I happened to look over to see what Mark was doing, and I found that he was doodling in a notebook. The page was filled with maths, and his explanation was that he was trying to understand Gödel’s maths better. Gödel’s theorem is about the limitations of maths. Don’t ask me to explain that because I’m only relaying the response Mark gave me when I asked what he was doing. It struck me that Mark would never be celebrated for those doodles.
There is a fascination for the grand, the spectacular, and the distant. It can be epitomised by the opening words of the original Star Trek television series. The words encapsulate the drive. “Space: the final frontier. These are the voyages of the starship Enterprise. Its five-year mission: to explore strange new worlds, to seek out new life and new civilizations, to boldly go where no man has gone before.”
In Western thought the lone expedition going “where no man has gone before” is celebrated in everything from the tales of the 19th century adventurers like Livingston and Stanley, in the journey of the three small Portuguese ships that would “discover” the Americas, in the moon landings. Our culture overflows with stories about this.
That leads us to construct and run programs like the space shuttle, which quite eminent scientists say wasn’t worth the cost. Cheaper solutions could have been found, and the noteworthy accomplishments were more psychological than scientific. It was more about pride and technological leadership ultimately than scientific progress.
However, we desire to stand on the frontier and look out to the beyond, and we desire to be one of the chosen few that cross the border to the unknown and discover new things. We celebrate the hardships of that journey from the unknown to the knowing. This is why there was genuine sadness when the space shuttle was retired because the visible component of the space adventure was retired.
No such reverence is given to the people who, like in Blake’s poem “Auguries of Innocence”, strive to “To see a world in a grain of sand, And a heaven in a wild flower, Hold infinity in the palm of your hand, And eternity in an hour.”
What romance can you find in an Alan Turing that sits in an office all day and does calculations in his head? Ultimately Turing became famous for things outside of his mathematics and his research.
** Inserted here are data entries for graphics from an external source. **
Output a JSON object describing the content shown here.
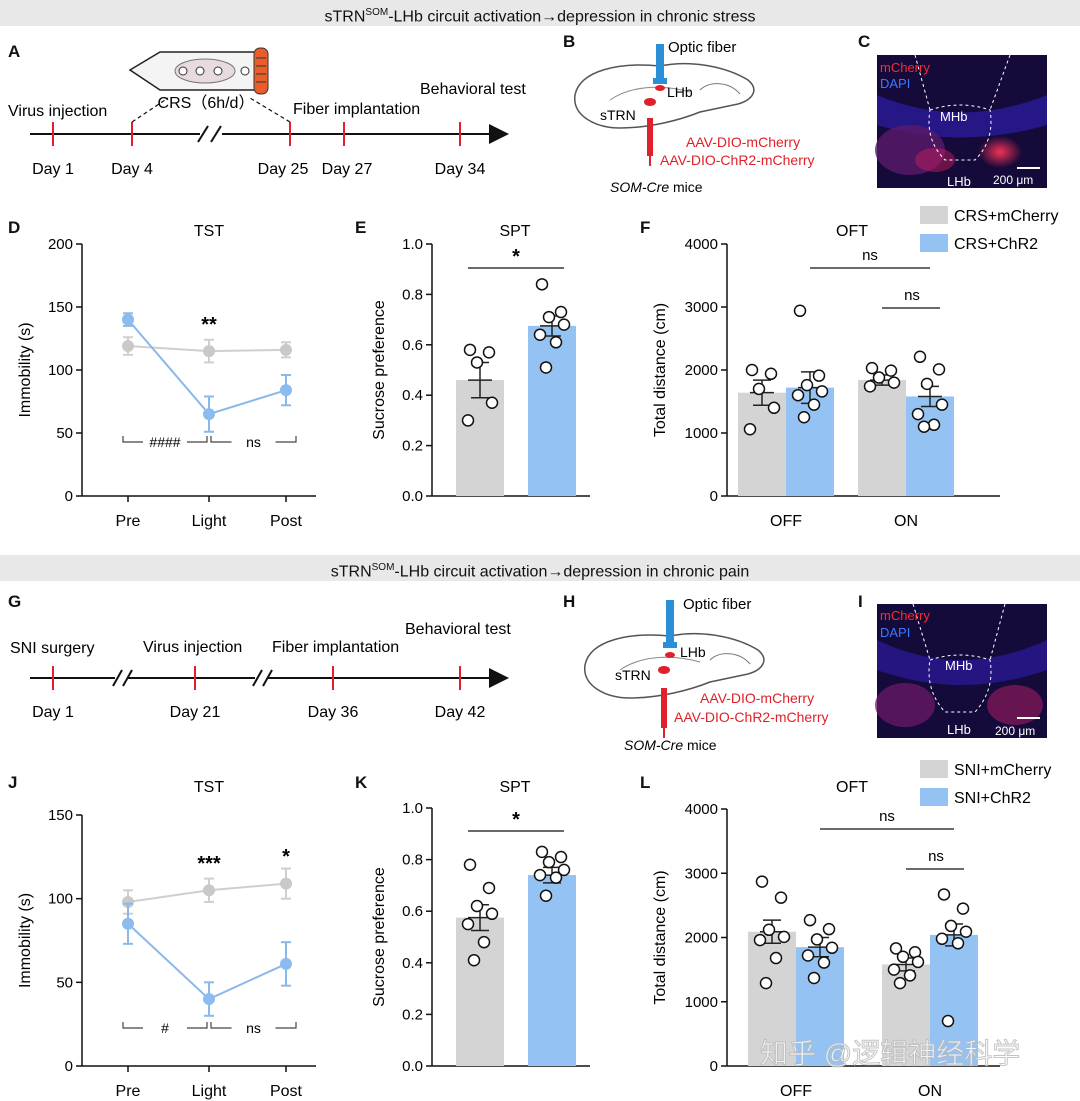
{
  "banners": {
    "top": {
      "pre": "sTRN",
      "sup": "SOM",
      "post": "-LHb circuit activation→depression in chronic stress"
    },
    "bottom": {
      "pre": "sTRN",
      "sup": "SOM",
      "post": "-LHb circuit activation→depression in chronic pain"
    }
  },
  "panel_letters": [
    "A",
    "B",
    "C",
    "D",
    "E",
    "F",
    "G",
    "H",
    "I",
    "J",
    "K",
    "L"
  ],
  "colors": {
    "control": "#d4d4d4",
    "chr2": "#94c2f2",
    "chr2_line": "#8ab8ea",
    "control_line": "#cfcfcf",
    "red": "#e0202a",
    "fiber": "#2a8fd6"
  },
  "timeline_A": {
    "days": [
      "Day 1",
      "Day 4",
      "Day 25",
      "Day 27",
      "Day 34"
    ],
    "events": [
      "Virus injection",
      "Fiber implantation",
      "Behavioral test"
    ],
    "crs_label": "CRS（6h/d）"
  },
  "timeline_G": {
    "days": [
      "Day 1",
      "Day 21",
      "Day 36",
      "Day 42"
    ],
    "events": [
      "SNI surgery",
      "Virus injection",
      "Fiber implantation",
      "Behavioral test"
    ]
  },
  "schematic": {
    "optic_fiber": "Optic fiber",
    "lhb": "LHb",
    "strn": "sTRN",
    "virus1": "AAV-DIO-mCherry",
    "virus2": "AAV-DIO-ChR2-mCherry",
    "mice_italic": "SOM-Cre",
    "mice_rest": " mice"
  },
  "histology": {
    "mcherry": "mCherry",
    "dapi": "DAPI",
    "mhb": "MHb",
    "lhb": "LHb",
    "scale": "200 μm"
  },
  "watermark": "知乎 @逻辑神经科学",
  "chart_data": [
    {
      "panel": "D",
      "type": "line",
      "title": "TST",
      "ylabel": "Immobility (s)",
      "categories": [
        "Pre",
        "Light",
        "Post"
      ],
      "ylim": [
        0,
        200
      ],
      "yticks": [
        "0",
        "50",
        "100",
        "150",
        "200"
      ],
      "series": [
        {
          "values": [
            119,
            115,
            116
          ],
          "err": [
            7,
            9,
            6
          ]
        },
        {
          "values": [
            140,
            65,
            84
          ],
          "err": [
            5,
            14,
            12
          ]
        }
      ],
      "stars": {
        "Light": "**"
      },
      "brackets": [
        "####",
        "ns"
      ]
    },
    {
      "panel": "E",
      "type": "bar",
      "title": "SPT",
      "ylabel": "Sucrose preference",
      "ylim": [
        0,
        1.0
      ],
      "yticks": [
        "0.0",
        "0.2",
        "0.4",
        "0.6",
        "0.8",
        "1.0"
      ],
      "bars": [
        {
          "mean": 0.46,
          "err": 0.07,
          "points": [
            0.58,
            0.57,
            0.53,
            0.37,
            0.3
          ]
        },
        {
          "mean": 0.675,
          "err": 0.04,
          "points": [
            0.84,
            0.73,
            0.71,
            0.68,
            0.64,
            0.61,
            0.51
          ]
        }
      ],
      "sig": "*"
    },
    {
      "panel": "F",
      "type": "bar",
      "title": "OFT",
      "ylabel": "Total distance (cm)",
      "categories": [
        "OFF",
        "ON"
      ],
      "ylim": [
        0,
        4000
      ],
      "yticks": [
        "0",
        "1000",
        "2000",
        "3000",
        "4000"
      ],
      "legend": [
        "CRS+mCherry",
        "CRS+ChR2"
      ],
      "groups": [
        [
          {
            "mean": 1640,
            "err": 200,
            "points": [
              2000,
              1940,
              1700,
              1400,
              1060
            ]
          },
          {
            "mean": 1720,
            "err": 250,
            "points": [
              2940,
              1910,
              1760,
              1660,
              1600,
              1450,
              1250
            ]
          }
        ],
        [
          {
            "mean": 1840,
            "err": 80,
            "points": [
              2030,
              1990,
              1880,
              1800,
              1740
            ]
          },
          {
            "mean": 1580,
            "err": 160,
            "points": [
              2210,
              2010,
              1780,
              1450,
              1300,
              1130,
              1100
            ]
          }
        ]
      ],
      "sig": [
        "ns",
        "ns"
      ]
    },
    {
      "panel": "J",
      "type": "line",
      "title": "TST",
      "ylabel": "Immobility (s)",
      "categories": [
        "Pre",
        "Light",
        "Post"
      ],
      "ylim": [
        0,
        150
      ],
      "yticks": [
        "0",
        "50",
        "100",
        "150"
      ],
      "series": [
        {
          "values": [
            98,
            105,
            109
          ],
          "err": [
            7,
            7,
            9
          ]
        },
        {
          "values": [
            85,
            40,
            61
          ],
          "err": [
            12,
            10,
            13
          ]
        }
      ],
      "stars": {
        "Light": "***",
        "Post": "*"
      },
      "brackets": [
        "#",
        "ns"
      ]
    },
    {
      "panel": "K",
      "type": "bar",
      "title": "SPT",
      "ylabel": "Sucrose preference",
      "ylim": [
        0,
        1.0
      ],
      "yticks": [
        "0.0",
        "0.2",
        "0.4",
        "0.6",
        "0.8",
        "1.0"
      ],
      "bars": [
        {
          "mean": 0.575,
          "err": 0.05,
          "points": [
            0.78,
            0.69,
            0.62,
            0.59,
            0.55,
            0.48,
            0.41
          ]
        },
        {
          "mean": 0.74,
          "err": 0.03,
          "points": [
            0.83,
            0.81,
            0.79,
            0.76,
            0.74,
            0.73,
            0.66
          ]
        }
      ],
      "sig": "*"
    },
    {
      "panel": "L",
      "type": "bar",
      "title": "OFT",
      "ylabel": "Total distance (cm)",
      "categories": [
        "OFF",
        "ON"
      ],
      "ylim": [
        0,
        4000
      ],
      "yticks": [
        "0",
        "1000",
        "2000",
        "3000",
        "4000"
      ],
      "legend": [
        "SNI+mCherry",
        "SNI+ChR2"
      ],
      "groups": [
        [
          {
            "mean": 2090,
            "err": 180,
            "points": [
              2870,
              2620,
              2120,
              2010,
              1960,
              1680,
              1290
            ]
          },
          {
            "mean": 1850,
            "err": 150,
            "points": [
              2270,
              2130,
              1970,
              1840,
              1720,
              1610,
              1370
            ]
          }
        ],
        [
          {
            "mean": 1580,
            "err": 100,
            "points": [
              1830,
              1770,
              1700,
              1620,
              1500,
              1410,
              1290
            ]
          },
          {
            "mean": 2040,
            "err": 170,
            "points": [
              2670,
              2450,
              2180,
              2090,
              1980,
              1910,
              700
            ]
          }
        ]
      ],
      "sig": [
        "ns",
        "ns"
      ]
    }
  ]
}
He became famous for being a victim of state oppression, and he became famous (though belatedly) for fighting against the Nazis with his mind and his abilities.
Otherwise, the ones who spend their time peering into the microscope in a lab, or sit going over complex mathematics in their bedrooms, or who pry out the molecules of the amino acids that make our bodies work, are not so celebrated. Often they are quite put down as “geeks” and “nerds”. Look at the cultural depiction of a scientist, and you will more likely see a Doc Brown than a person that has gone three days without sleep in order to understand the nature of matter.
In the end the spectacular “Frontier going square-jawed hero”-types depend on the quiet sorts locked into their rooms and their minds. Apollo 11 was impossible without Albert Einstein. Columbus journey to America was impossible without the map makers hunched over their parchments imagining what was out there, or the seaman that meticulously tracked the trade winds and the currents.